Security researcher faces scrutiny, FBI probe

Michael Lynn, the security researcher who defied Cisco Systems and his employer Internet Security Systems to demonstrate that it is possible to hack into Cisco routers, faces scrutiny from his peers and a criminal investigation by the FBI.

The FBI is investigating Lynn for violating trade secrets belonging to ISS, his former employer, according to a Wired News report on Friday. Lynn quit his job at ISS and gave the talk on router software security at the Black Hat security confab in Las Vegas on Wednesday after Cisco and ISS had agreed to cancel the presentation.

A representative for the Las Vegas FBI field office on Friday would not confirm or deny the agency's involvement.

Lynn's attorney, Jennifer Granick, told Wired that she believes the FBI is investigating a complaint from Cisco or ISS. The investigation is likely to end soon now that all parties have agreed to a settlement, she said.

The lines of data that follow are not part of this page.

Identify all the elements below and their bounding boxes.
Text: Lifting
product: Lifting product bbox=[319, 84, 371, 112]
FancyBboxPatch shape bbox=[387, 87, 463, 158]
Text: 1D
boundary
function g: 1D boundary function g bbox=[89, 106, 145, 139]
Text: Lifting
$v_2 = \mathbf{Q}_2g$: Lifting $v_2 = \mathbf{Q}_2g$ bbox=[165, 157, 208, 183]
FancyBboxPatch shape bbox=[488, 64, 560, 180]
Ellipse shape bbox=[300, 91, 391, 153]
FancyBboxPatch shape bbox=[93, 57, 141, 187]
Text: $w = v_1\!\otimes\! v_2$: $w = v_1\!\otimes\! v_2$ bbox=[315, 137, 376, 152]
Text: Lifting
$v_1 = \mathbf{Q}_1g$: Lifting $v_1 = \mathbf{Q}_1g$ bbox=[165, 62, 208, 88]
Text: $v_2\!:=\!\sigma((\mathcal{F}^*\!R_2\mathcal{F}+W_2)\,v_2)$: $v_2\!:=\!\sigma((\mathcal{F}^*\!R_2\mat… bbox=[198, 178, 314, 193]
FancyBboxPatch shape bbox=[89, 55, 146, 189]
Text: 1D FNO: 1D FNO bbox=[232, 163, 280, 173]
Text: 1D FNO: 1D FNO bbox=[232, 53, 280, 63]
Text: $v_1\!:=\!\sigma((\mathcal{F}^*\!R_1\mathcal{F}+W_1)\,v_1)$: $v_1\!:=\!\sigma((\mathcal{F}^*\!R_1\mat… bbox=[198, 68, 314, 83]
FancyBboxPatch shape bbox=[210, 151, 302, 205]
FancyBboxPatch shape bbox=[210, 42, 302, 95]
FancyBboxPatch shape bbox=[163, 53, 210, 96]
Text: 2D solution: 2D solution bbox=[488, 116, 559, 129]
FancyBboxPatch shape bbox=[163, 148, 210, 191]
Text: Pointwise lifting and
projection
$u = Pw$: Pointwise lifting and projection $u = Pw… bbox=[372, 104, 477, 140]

Black Hat was buzzing with chatter on whether Lynn did the right thing. Was he saving face, or saving the world?

Some people feel he presented because he was upset that Cisco and ISS decided to pull his talk. Others said he did the right thing disclosing a serious issue in critical infrastructure. Whistleblowers are needed, they said.

Lynn is looking for a new job. On Thursday he said he has some offers. At Black Hat several executives at well-known security companies said they were unlikely to hire him. Lynn presented research that belonged to ISS after resigning, can he be trusted not to break confidentiality agreements again, these people asked.

On Thursday, during the first news conference of his life, Lynn also said he deceived the Black Hat organizers. They thought he was going to give a talk on VoIP (Voice over Internet Protocol) security instead of the presentationo on Cisco's router software.

"I did not actually have intentions to give that back-up talk," Lynn said.